Viterbo – Riceviamo e pubblichiamo – Sempre più su bollette e disoccupazione, sempre più giù stipendi e lavoro.
Intorno alla metà di ottobre sono stati pubblicati i dati dell’Ocse riguardo gli stipendi dei paesi dell’Ue. Come se non bastassero questi a decretare un pessimo scenario, c’è stata anche la conferma di una nuova stangata su bollette e carburante.
Questa concomitanza di dati e decisioni governative evidenzia la disparità assurda tra quanto guadagniamo e quanto ci costa vivere.
Nel caso dei dati dell’Ocse in Italia, dal 1990 al 2020, c’è stata una diminuzione di circa il 3% sugli stipendi, raggiungendo quasi l’ultimo posto della classifica, mentre negli altri paesi europei sono tutti notevolmente aumentati nell’arco di questi 30 anni.
Ci si aspetterebbe quindi un carovita minore o quantomeno in parte proporzionato alla media degli stipendi, invece no. Aumentano le bollette di luce e gas del 40% e aumenta il prezzo del carburante: basti pensare al metano che è letteralmente raddoppiato. Come se non bastasse tutto questo, a inizio novembre sono stati pubblicati i dati riguardo la disoccupazione che colpisce sempre di più i giovani, con una percentuale di circa il 30%.
Ci troviamo quindi di fronte a un attacco da parte di padroni, Confidustria e governo: chi un lavoro ce l’ha guadagna sempre meno, chi il lavoro non ce l’ha ha sempre più difficoltà nel trovarlo e, per di più, aumentano bollette e carburante.
“Si ritiene ancora che il ricatto dello sciopero sia un mezzo per ottenere quello che uno chiede, un mezzo che porta a rifiutare ogni confronto con il resto del mondo del lavoro e poi ci si lamenta.
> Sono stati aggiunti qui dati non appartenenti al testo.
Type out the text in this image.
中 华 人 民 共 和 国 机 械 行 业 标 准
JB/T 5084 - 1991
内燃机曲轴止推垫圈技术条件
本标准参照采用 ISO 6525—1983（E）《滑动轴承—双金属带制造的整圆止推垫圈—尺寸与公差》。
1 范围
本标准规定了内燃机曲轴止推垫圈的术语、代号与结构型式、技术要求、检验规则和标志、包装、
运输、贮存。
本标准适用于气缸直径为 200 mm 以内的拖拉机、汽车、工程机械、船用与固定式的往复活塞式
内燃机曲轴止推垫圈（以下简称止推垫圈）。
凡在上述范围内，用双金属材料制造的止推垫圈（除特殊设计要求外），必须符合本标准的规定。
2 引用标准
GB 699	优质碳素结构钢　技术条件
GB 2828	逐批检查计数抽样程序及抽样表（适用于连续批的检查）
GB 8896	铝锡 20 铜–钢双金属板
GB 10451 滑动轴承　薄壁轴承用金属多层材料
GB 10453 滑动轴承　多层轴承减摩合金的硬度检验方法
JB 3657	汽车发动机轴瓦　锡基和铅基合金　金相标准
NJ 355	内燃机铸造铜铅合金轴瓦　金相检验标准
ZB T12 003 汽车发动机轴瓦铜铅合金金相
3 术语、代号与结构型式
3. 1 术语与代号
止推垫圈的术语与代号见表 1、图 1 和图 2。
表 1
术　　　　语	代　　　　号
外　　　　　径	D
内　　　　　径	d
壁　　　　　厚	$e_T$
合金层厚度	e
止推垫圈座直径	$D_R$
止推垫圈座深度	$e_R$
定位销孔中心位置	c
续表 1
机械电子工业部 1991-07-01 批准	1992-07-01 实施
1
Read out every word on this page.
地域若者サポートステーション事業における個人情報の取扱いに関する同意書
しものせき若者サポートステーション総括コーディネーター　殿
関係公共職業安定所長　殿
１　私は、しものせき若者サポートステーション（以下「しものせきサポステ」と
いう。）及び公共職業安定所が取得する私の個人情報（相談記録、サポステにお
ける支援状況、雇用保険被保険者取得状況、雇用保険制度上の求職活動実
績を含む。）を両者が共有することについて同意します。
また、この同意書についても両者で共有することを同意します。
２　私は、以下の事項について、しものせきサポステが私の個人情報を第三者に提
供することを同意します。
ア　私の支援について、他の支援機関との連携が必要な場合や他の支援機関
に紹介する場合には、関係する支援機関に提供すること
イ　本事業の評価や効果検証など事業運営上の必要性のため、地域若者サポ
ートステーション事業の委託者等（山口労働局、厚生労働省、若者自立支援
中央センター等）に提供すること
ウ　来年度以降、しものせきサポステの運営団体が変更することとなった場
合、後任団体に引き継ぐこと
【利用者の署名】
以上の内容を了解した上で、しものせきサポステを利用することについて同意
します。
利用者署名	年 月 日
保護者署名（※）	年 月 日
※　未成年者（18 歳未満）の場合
In questa Italia le soluzioni si trovano insieme, non scioperando”. Queste sono le parole di Carlo Bonomi, presidente di Confindustria, per noi inaccettabili perché non solo i padroni ci sfruttano ma vorrebbero anche che stessimo a testa china a lavorare felici di essere sfruttati… “Bacia la mano che ruppe il tuo naso, perché le chiedevi un boccone”.
Ricordiamo a tutti chi è Confindustria: la stessa che, nel pieno della pandemia, con migliaia di morti, ha imposto che tutti i siti di produzione rimanessero aperti perché per loro il guadagno vale molto di più delle nostre vite. E adesso viene a farci la morale sullo sciopero. Cara Confindustria, fin troppi pochi scioperi abbiamo fatto!
Infine, per rispondere invece alla senatrice Bernini, che evidentemente un lavoro ce l’ha e nemmeno precario e sottopagato come i nostri. Non vogliamo un salario minimo, perché conosciamo perfettamente la situazione disastrosa dei contratti di lavoro, ma quello che vogliamo è un salario garantito.
Siamo lavoratori e disoccupati, immigrati e non, precari. Costruiamo insieme una mobilitazione di massa per dire “no” agli aumenti delle bollette. Lottiamo per un salario garantito e per forti aumenti salariali a partire da quelli più bassi.
Insorgiamo contro precarietà, disoccupazione, aumento delle bollette e stipendi da fame.
Sabato 8 gennaio 2022, alle 16, al Cosmonauta (via dei Giardini, 11 – Viterbo) assemblea.